Abbey Messmer, a Dallas, Texas native, earned her B.F.A. in Painting and Drawing from the University of North Texas in 2001. Currently based in Phoenix, Arizona, she balances her work as a fine artist with her role as Programming Director at the Scottsdale Center for the Performing Arts, where she curates cultural programs and main stage events that promote diversity and community engagement.
Messmer’s artwork uses water as a metaphor for the constant state of change in life. Her paintings, inspired by photographs taken underwater in swimming pools, explore alternate perspectives shaped by liquid distortion. Through her process, she creates vivid portrayals of disrupted landscapes, sweeping skies, curved horizons, and altered human forms, often incorporating symbolic elements like ladders and umbrellas. These pieces reflect the interplay of personal experience, inherited traits, and external forces that shape our individual paths.

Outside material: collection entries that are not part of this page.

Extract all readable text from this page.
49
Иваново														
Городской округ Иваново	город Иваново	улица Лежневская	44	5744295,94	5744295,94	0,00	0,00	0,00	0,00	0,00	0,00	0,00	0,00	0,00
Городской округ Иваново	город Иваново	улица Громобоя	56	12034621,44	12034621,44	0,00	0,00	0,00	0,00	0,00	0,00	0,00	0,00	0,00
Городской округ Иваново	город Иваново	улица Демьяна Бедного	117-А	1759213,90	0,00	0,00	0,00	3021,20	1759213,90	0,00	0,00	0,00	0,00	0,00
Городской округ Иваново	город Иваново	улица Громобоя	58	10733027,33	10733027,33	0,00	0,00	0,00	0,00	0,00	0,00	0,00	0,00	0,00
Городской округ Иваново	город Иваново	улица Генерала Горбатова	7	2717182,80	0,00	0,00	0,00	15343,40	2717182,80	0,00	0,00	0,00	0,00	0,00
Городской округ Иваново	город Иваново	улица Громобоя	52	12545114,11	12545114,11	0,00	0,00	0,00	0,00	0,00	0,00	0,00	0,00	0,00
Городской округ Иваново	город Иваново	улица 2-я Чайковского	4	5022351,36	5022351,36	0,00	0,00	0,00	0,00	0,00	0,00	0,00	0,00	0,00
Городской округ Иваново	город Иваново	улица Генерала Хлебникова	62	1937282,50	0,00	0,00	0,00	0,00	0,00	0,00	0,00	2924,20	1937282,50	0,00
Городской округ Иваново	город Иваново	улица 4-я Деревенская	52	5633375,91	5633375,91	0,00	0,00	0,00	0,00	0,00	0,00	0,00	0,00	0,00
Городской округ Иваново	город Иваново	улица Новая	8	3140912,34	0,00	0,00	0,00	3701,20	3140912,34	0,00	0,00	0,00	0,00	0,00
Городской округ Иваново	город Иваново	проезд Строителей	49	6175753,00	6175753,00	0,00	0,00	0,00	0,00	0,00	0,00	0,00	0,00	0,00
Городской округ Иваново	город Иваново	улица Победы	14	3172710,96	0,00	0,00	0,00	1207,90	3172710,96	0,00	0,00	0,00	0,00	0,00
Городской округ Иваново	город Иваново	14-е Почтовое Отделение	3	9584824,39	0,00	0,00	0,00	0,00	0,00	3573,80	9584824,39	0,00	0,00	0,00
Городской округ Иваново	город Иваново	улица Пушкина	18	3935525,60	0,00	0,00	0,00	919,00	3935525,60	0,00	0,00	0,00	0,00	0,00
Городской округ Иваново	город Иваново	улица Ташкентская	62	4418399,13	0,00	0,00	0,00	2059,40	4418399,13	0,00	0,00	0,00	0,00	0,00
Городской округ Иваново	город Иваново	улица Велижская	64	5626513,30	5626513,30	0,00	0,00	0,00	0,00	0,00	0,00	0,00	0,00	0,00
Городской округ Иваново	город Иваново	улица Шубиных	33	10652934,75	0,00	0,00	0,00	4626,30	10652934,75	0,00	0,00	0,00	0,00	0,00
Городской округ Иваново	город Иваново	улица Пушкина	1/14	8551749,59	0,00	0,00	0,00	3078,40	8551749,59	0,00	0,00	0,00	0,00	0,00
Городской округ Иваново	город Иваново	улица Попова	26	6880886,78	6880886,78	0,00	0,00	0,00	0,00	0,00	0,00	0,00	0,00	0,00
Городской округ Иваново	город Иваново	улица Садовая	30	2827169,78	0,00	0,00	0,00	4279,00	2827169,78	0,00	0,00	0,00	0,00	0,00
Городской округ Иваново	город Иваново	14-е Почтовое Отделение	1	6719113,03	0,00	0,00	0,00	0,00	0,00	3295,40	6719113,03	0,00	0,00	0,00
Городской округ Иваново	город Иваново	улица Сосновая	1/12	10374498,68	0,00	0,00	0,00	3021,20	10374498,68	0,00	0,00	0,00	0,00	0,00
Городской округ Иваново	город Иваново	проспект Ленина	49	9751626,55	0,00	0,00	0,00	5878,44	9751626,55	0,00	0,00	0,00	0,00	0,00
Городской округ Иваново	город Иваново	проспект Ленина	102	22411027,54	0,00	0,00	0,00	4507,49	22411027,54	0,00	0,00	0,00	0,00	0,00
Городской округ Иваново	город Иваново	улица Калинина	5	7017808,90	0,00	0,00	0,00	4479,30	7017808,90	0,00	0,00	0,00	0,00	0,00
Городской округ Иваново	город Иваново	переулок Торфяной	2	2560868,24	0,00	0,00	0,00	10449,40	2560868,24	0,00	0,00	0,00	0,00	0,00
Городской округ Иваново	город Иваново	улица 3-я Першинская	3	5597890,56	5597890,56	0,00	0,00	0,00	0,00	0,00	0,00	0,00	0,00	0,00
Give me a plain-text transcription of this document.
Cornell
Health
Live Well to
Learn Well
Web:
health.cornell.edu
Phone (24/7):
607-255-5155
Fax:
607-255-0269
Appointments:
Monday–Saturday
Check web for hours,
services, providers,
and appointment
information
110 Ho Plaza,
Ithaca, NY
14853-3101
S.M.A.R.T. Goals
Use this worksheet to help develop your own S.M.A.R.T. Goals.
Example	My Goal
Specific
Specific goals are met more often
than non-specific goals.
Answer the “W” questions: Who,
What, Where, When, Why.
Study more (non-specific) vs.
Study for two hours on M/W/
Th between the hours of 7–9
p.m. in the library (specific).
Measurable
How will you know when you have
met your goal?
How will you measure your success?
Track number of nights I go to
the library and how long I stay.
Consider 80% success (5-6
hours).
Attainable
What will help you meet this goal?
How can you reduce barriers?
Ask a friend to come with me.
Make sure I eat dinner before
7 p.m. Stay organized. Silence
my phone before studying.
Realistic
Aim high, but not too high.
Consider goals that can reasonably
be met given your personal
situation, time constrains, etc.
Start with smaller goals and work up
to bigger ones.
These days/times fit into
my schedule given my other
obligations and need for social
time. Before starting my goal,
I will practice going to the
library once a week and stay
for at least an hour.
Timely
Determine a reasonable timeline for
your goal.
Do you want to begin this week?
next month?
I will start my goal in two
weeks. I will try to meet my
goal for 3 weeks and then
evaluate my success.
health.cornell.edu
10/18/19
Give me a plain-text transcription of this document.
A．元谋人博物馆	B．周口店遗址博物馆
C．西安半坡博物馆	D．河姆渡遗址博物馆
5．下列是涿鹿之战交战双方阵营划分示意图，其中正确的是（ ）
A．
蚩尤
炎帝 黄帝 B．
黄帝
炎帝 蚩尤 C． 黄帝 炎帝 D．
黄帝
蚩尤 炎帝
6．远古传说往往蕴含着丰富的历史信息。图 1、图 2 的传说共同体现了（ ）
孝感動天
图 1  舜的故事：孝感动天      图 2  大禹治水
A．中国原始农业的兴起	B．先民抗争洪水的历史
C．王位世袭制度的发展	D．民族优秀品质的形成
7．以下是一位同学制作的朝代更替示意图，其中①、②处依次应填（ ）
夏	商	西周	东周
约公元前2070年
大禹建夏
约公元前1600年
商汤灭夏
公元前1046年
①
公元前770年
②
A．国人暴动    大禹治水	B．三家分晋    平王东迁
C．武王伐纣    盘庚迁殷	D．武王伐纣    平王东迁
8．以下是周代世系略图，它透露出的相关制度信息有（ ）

For over a decade, Messmer co-managed The Lodge, a pivotal artist-run workspace and gallery housed in a historic building on Grand Avenue in downtown Phoenix, which anchored the district’s arts scene until its closure in 2021. She continues her creative practice at her new studio in the La Melgosa Building on Grand Avenue.
Messmer’s exhibition history includes shows at the Phoenix Art Museum, Mesa Arts Center, Herberger Theater Center, Shemer Art Center, Estrella Mountain Community College, and Monorchid. Notably, she participated in Art360 with the Arizona Science Center, where her work was animated and projected onto the Dorrance Planetarium dome. In 2023, she presented her first solo museum exhibition at the Mesa Contemporary Arts Museum.
Her contributions to the Phoenix arts community extend to her membership with the Eye Lounge collective from 2012 to 2015 and receiving the Contemporary Forum Arts Grant in 2015. Throughout her career, Messmer has remained dedicated to creating art that invites reflection on the forces shaping our existence while enriching her community through the performing arts.